Firstly, natural hydrological factors (W2, W3, and W4) are dominant across all scenarios, maintaining high contribution rates in obstacle diagnosis and high q-values in Geodetector analysis. They define the “physical upper limit” and “spatial foundational structure” of the regional water resource system, representing an essentially irreversible structural constraint, and the most rigid boundary of WRCC. Scenario simulations show that without effective demand-side regulation (e.g., B0, B1, and B3), the constraining effects of natural factors remain largely unattenuated. Under B2, where demand structure is actively regulated, the dominance of hydrological factors persists, yet their marginal restrictive intensity is partially mitigated. This reflects both the irreplaceability of the natural hydrological foundation and the capacity of demand-side policy to moderate, though not eliminate, natural resource limitations.

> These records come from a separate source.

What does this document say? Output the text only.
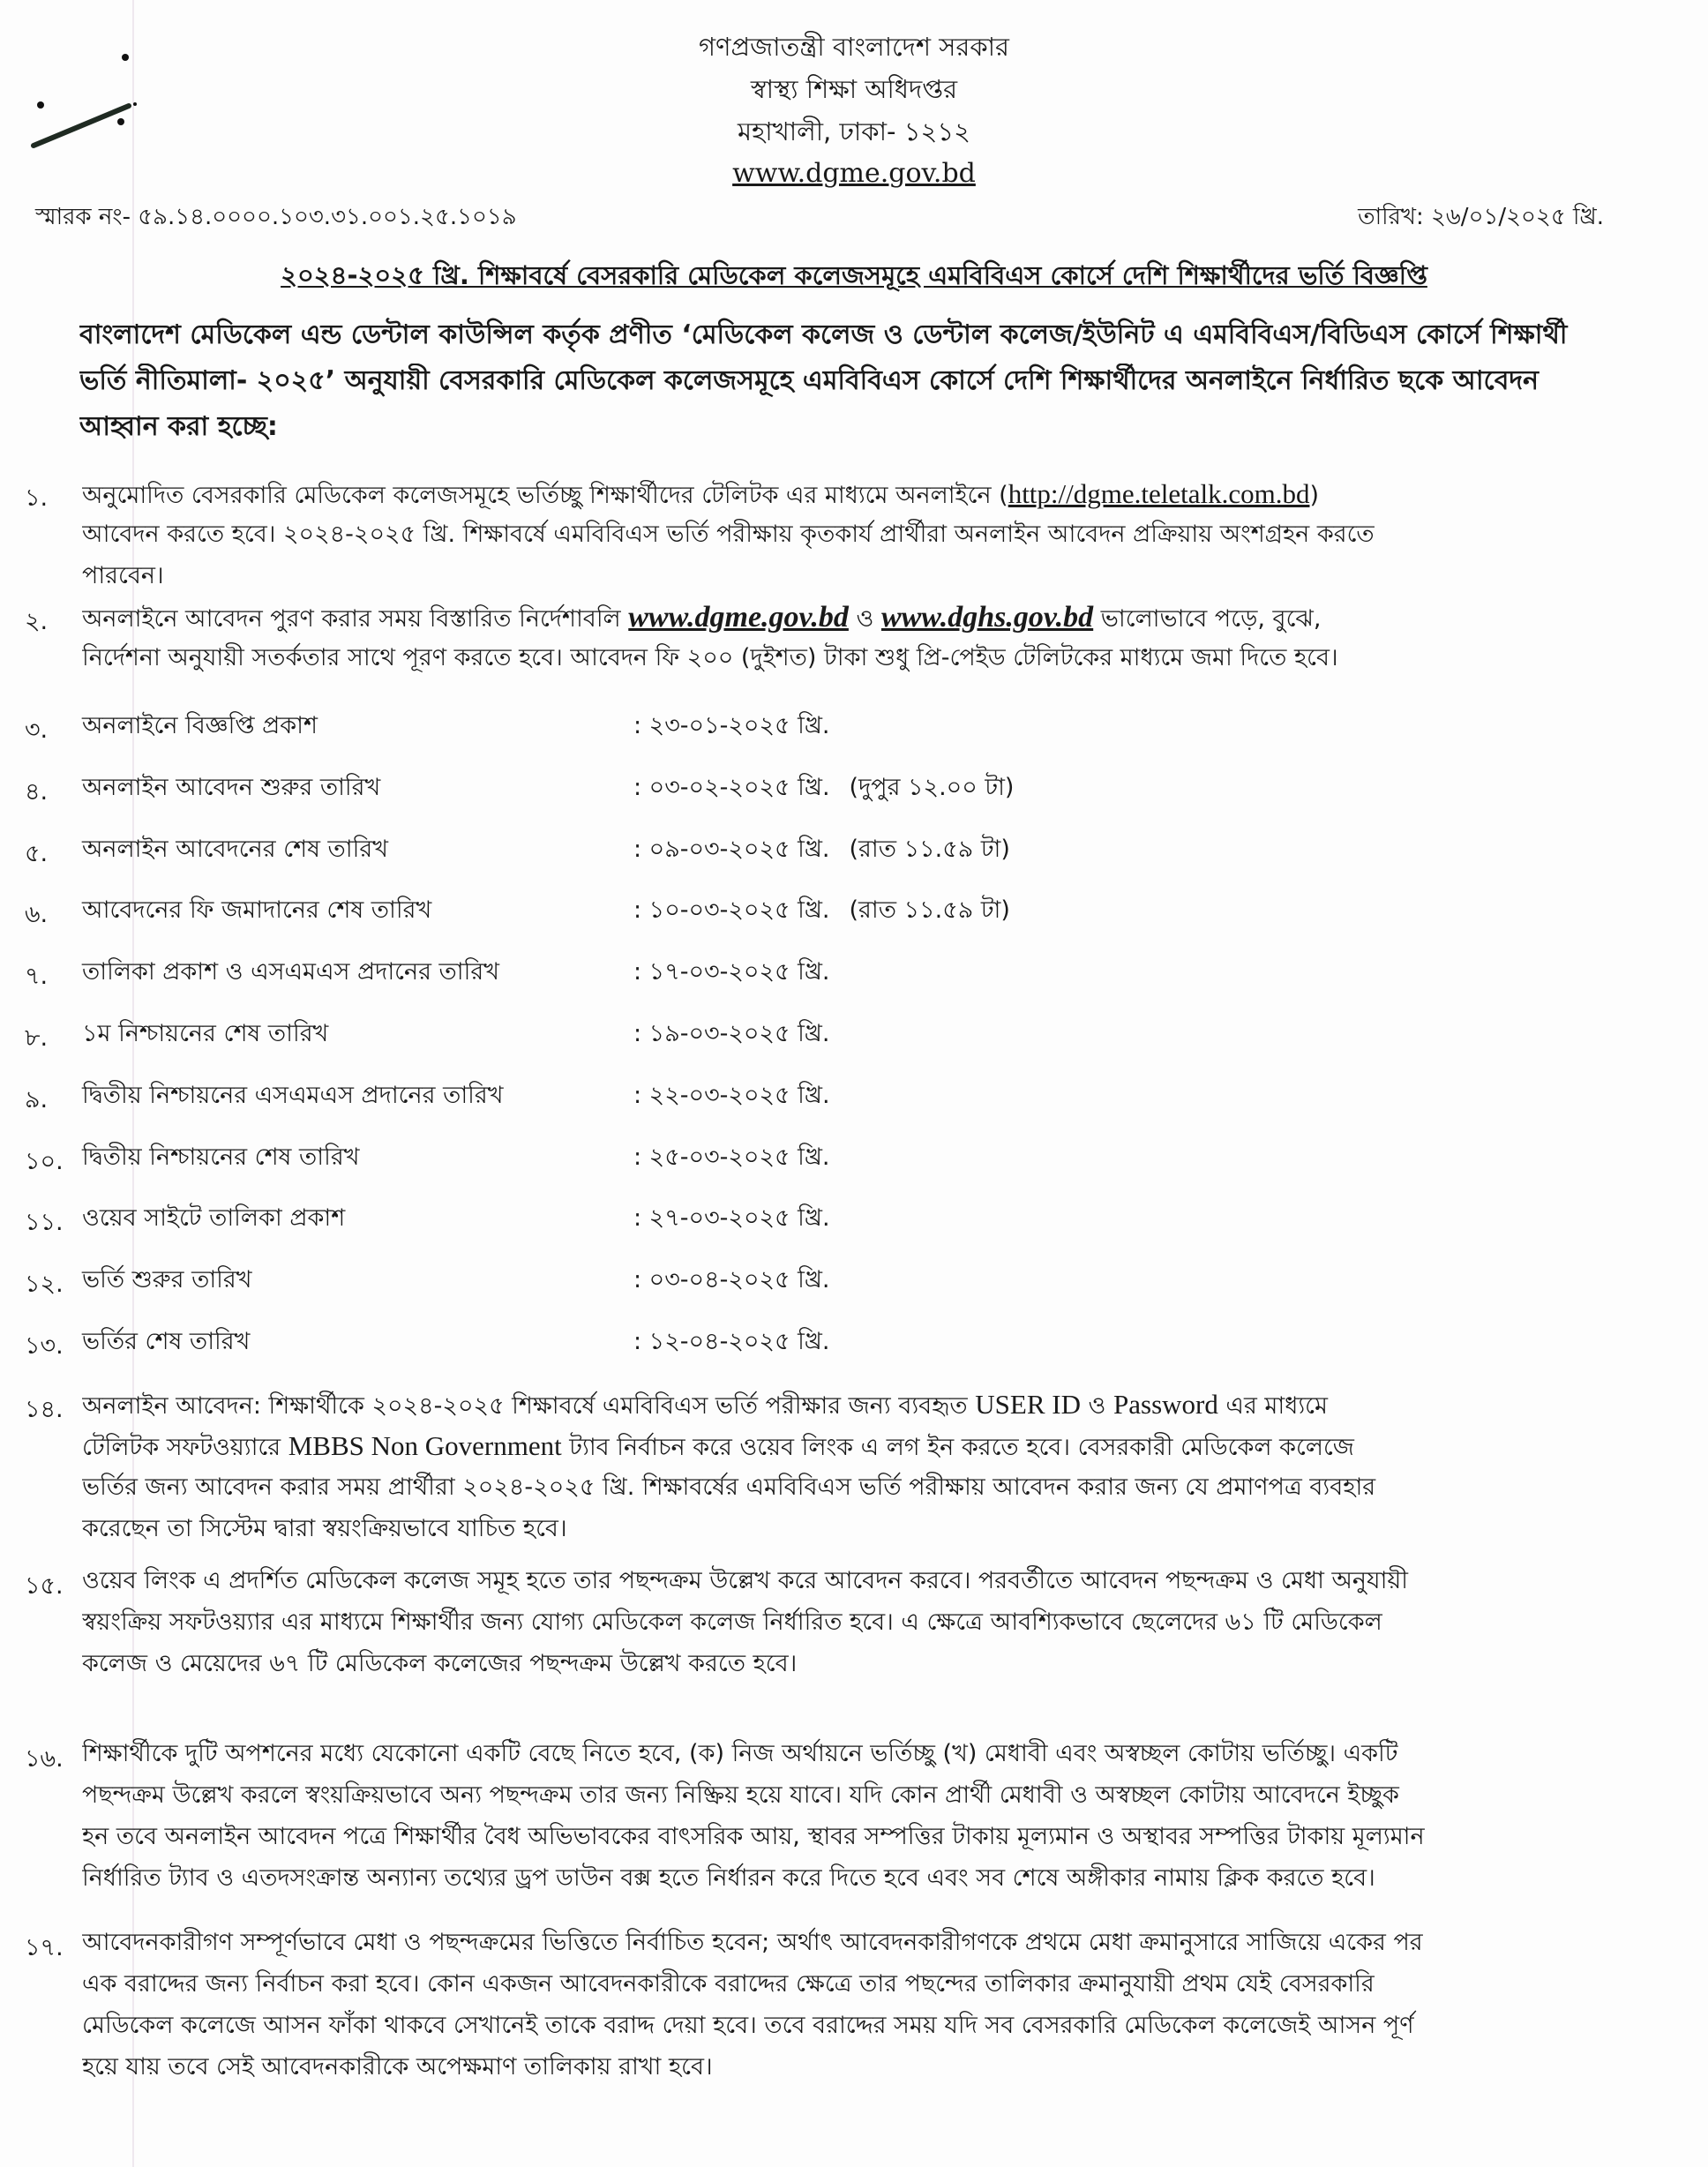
গণপ্রজাতন্ত্রী বাংলাদেশ সরকার
স্বাস্থ্য শিক্ষা অধিদপ্তর
মহাখালী, ঢাকা- ১২১২
www.dgme.gov.bd
স্মারক নং- ৫৯.১৪.০০০০.১০৩.৩১.০০১.২৫.১০১৯	তারিখ: ২৬/০১/২০২৫ খ্রি.
২০২৪-২০২৫ খ্রি. শিক্ষাবর্ষে বেসরকারি মেডিকেল কলেজসমূহে এমবিবিএস কোর্সে দেশি শিক্ষার্থীদের ভর্তি বিজ্ঞপ্তি
বাংলাদেশ মেডিকেল এন্ড ডেন্টাল কাউন্সিল কর্তৃক প্রণীত ‘মেডিকেল কলেজ ও ডেন্টাল কলেজ/ইউনিট এ এমবিবিএস/বিডিএস কোর্সে শিক্ষার্থী
ভর্তি নীতিমালা- ২০২৫’ অনুযায়ী বেসরকারি মেডিকেল কলেজসমূহে এমবিবিএস কোর্সে দেশি শিক্ষার্থীদের অনলাইনে নির্ধারিত ছকে আবেদন
আহ্বান করা হচ্ছে:
১. অনুমোদিত বেসরকারি মেডিকেল কলেজসমূহে ভর্তিচ্ছু শিক্ষার্থীদের টেলিটক এর মাধ্যমে অনলাইনে (http://dgme.teletalk.com.bd)
আবেদন করতে হবে। ২০২৪-২০২৫ খ্রি. শিক্ষাবর্ষে এমবিবিএস ভর্তি পরীক্ষায় কৃতকার্য প্রার্থীরা অনলাইন আবেদন প্রক্রিয়ায় অংশগ্রহন করতে
পারবেন।
২. অনলাইনে আবেদন পুরণ করার সময় বিস্তারিত নির্দেশাবলি www.dgme.gov.bd ও www.dghs.gov.bd ভালোভাবে পড়ে, বুঝে,
নির্দেশনা অনুযায়ী সতর্কতার সাথে পূরণ করতে হবে। আবেদন ফি ২০০ (দুইশত) টাকা শুধু প্রি-পেইড টেলিটকের মাধ্যমে জমা দিতে হবে।
৩. অনলাইনে বিজ্ঞপ্তি প্রকাশ	: ২৩-০১-২০২৫ খ্রি.
৪. অনলাইন আবেদন শুরুর তারিখ	: ০৩-০২-২০২৫ খ্রি. (দুপুর ১২.০০ টা)
৫. অনলাইন আবেদনের শেষ তারিখ	: ০৯-০৩-২০২৫ খ্রি. (রাত ১১.৫৯ টা)
৬. আবেদনের ফি জমাদানের শেষ তারিখ	: ১০-০৩-২০২৫ খ্রি. (রাত ১১.৫৯ টা)
৭. তালিকা প্রকাশ ও এসএমএস প্রদানের তারিখ	: ১৭-০৩-২০২৫ খ্রি.
৮. ১ম নিশ্চায়নের শেষ তারিখ	: ১৯-০৩-২০২৫ খ্রি.
৯. দ্বিতীয় নিশ্চায়নের এসএমএস প্রদানের তারিখ	: ২২-০৩-২০২৫ খ্রি.
১০. দ্বিতীয় নিশ্চায়নের শেষ তারিখ	: ২৫-০৩-২০২৫ খ্রি.
১১. ওয়েব সাইটে তালিকা প্রকাশ	: ২৭-০৩-২০২৫ খ্রি.
১২. ভর্তি শুরুর তারিখ	: ০৩-০৪-২০২৫ খ্রি.
১৩. ভর্তির শেষ তারিখ	: ১২-০৪-২০২৫ খ্রি.
১৪. অনলাইন আবেদন: শিক্ষার্থীকে ২০২৪-২০২৫ শিক্ষাবর্ষে এমবিবিএস ভর্তি পরীক্ষার জন্য ব্যবহৃত USER ID ও Password এর মাধ্যমে
টেলিটক সফটওয়্যারে MBBS Non Government ট্যাব নির্বাচন করে ওয়েব লিংক এ লগ ইন করতে হবে। বেসরকারী মেডিকেল কলেজে
ভর্তির জন্য আবেদন করার সময় প্রার্থীরা ২০২৪-২০২৫ খ্রি. শিক্ষাবর্ষের এমবিবিএস ভর্তি পরীক্ষায় আবেদন করার জন্য যে প্রমাণপত্র ব্যবহার
করেছেন তা সিস্টেম দ্বারা স্বয়ংক্রিয়ভাবে যাচিত হবে।
১৫. ওয়েব লিংক এ প্রদর্শিত মেডিকেল কলেজ সমূহ হতে তার পছন্দক্রম উল্লেখ করে আবেদন করবে। পরবর্তীতে আবেদন পছন্দক্রম ও মেধা অনুযায়ী
স্বয়ংক্রিয় সফটওয়্যার এর মাধ্যমে শিক্ষার্থীর জন্য যোগ্য মেডিকেল কলেজ নির্ধারিত হবে। এ ক্ষেত্রে আবশ্যিকভাবে ছেলেদের ৬১ টি মেডিকেল
কলেজ ও মেয়েদের ৬৭ টি মেডিকেল কলেজের পছন্দক্রম উল্লেখ করতে হবে।
১৬. শিক্ষার্থীকে দুটি অপশনের মধ্যে যেকোনো একটি বেছে নিতে হবে, (ক) নিজ অর্থায়নে ভর্তিচ্ছু (খ) মেধাবী এবং অস্বচ্ছল কোটায় ভর্তিচ্ছু। একটি
পছন্দক্রম উল্লেখ করলে স্বংয়ক্রিয়ভাবে অন্য পছন্দক্রম তার জন্য নিষ্ক্রিয় হয়ে যাবে। যদি কোন প্রার্থী মেধাবী ও অস্বচ্ছল কোটায় আবেদনে ইচ্ছুক
হন তবে অনলাইন আবেদন পত্রে শিক্ষার্থীর বৈধ অভিভাবকের বাৎসরিক আয়, স্থাবর সম্পত্তির টাকায় মূল্যমান ও অস্থাবর সম্পত্তির টাকায় মূল্যমান
নির্ধারিত ট্যাব ও এতদসংক্রান্ত অন্যান্য তথ্যের ড্রপ ডাউন বক্স হতে নির্ধারন করে দিতে হবে এবং সব শেষে অঙ্গীকার নামায় ক্লিক করতে হবে।
১৭. আবেদনকারীগণ সম্পূর্ণভাবে মেধা ও পছন্দক্রমের ভিত্তিতে নির্বাচিত হবেন; অর্থাৎ আবেদনকারীগণকে প্রথমে মেধা ক্রমানুসারে সাজিয়ে একের পর
এক বরাদ্দের জন্য নির্বাচন করা হবে। কোন একজন আবেদনকারীকে বরাদ্দের ক্ষেত্রে তার পছন্দের তালিকার ক্রমানুযায়ী প্রথম যেই বেসরকারি
মেডিকেল কলেজে আসন ফাঁকা থাকবে সেখানেই তাকে বরাদ্দ দেয়া হবে। তবে বরাদ্দের সময় যদি সব বেসরকারি মেডিকেল কলেজেই আসন পূর্ণ
হয়ে যায় তবে সেই আবেদনকারীকে অপেক্ষমাণ তালিকায় রাখা হবে।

Meanwhile, total water consumption (W5) and industrial water-use efficiency (S6) exhibit high sensitivity owing to their pivotal roles in the “pressure accumulation–feedback amplification” mechanism of the system. In the obstacle degree model, deviations in these variables accumulate rapidly under increasing water demand. Geodetector reveals pronounced nonlinear enhancement in interactions of W5∩S6 and S5∩S4, highlighting cross-dimensional coupling between resource pressure and socioeconomic expansion. Under B1, accelerated economic growth intensifies cumulative pressure from W5 and S6, rendering them core drivers of WRCC deterioration. By contrast, under B2, with stringent ecological constraints and higher water reuse, the marginal pressures from W5 and S6 are substantially alleviated, leading to structural “de-accumulation” of system stress. This indicates that the scenario-dependent behavior of W5 and S6 reflects their structural dependence on the economic development mode: scale expansion amplifies their obstacle effects, whereas an efficiency-focused pathway reduces system sensitivity.
Residential water consumption (E3) reflects marked scenario dependence as a “rigid demand variable”. In the obstacle model, E3 emerges as a medium- to long-term cumulative constraint. Geodetector reveals significant synergistic enhancement between E3 and factors such as supply–demand ratio (W1) and domestic wastewater discharge volume (E1). Scenario simulations indicate that without strong demand-side management (e.g., B0, B3), the constraining effect of residential water consumption intensifies with advancing urbanization. Under environmental-priority Scenario B2, measures such as tiered water pricing, distribution network leakage reduction, and widespread adoption of water-saving technologies reduce both the deviation degree and interaction intensity of E3. These results demonstrate that residential water demand is policy-responsive and structurally elastic, with its system-level influence depending largely on the rigor and demand-side regulation embedded in each pathway.
In summary, varying influence intensities of core factors across scenarios stem from heterogeneous responses in three interrelated dimensions: SD-revealed dynamic pathways, Geodetector-identified spatial driving structures, and obstacle model-captured cumulative deviations. Natural supply factors define the upper bound of scenario improvement, demand-expansion factors govern inter-scenario variation, and domestic water-use factors shape adaptability and policy sensitivity of system regulation. Together, these three categories form a dynamic feedback structure underlying WRCC dynamics, providing a mechanistic explanation for why the same factors exhibit divergent sensitivities and constraint strengths under differing development pathways.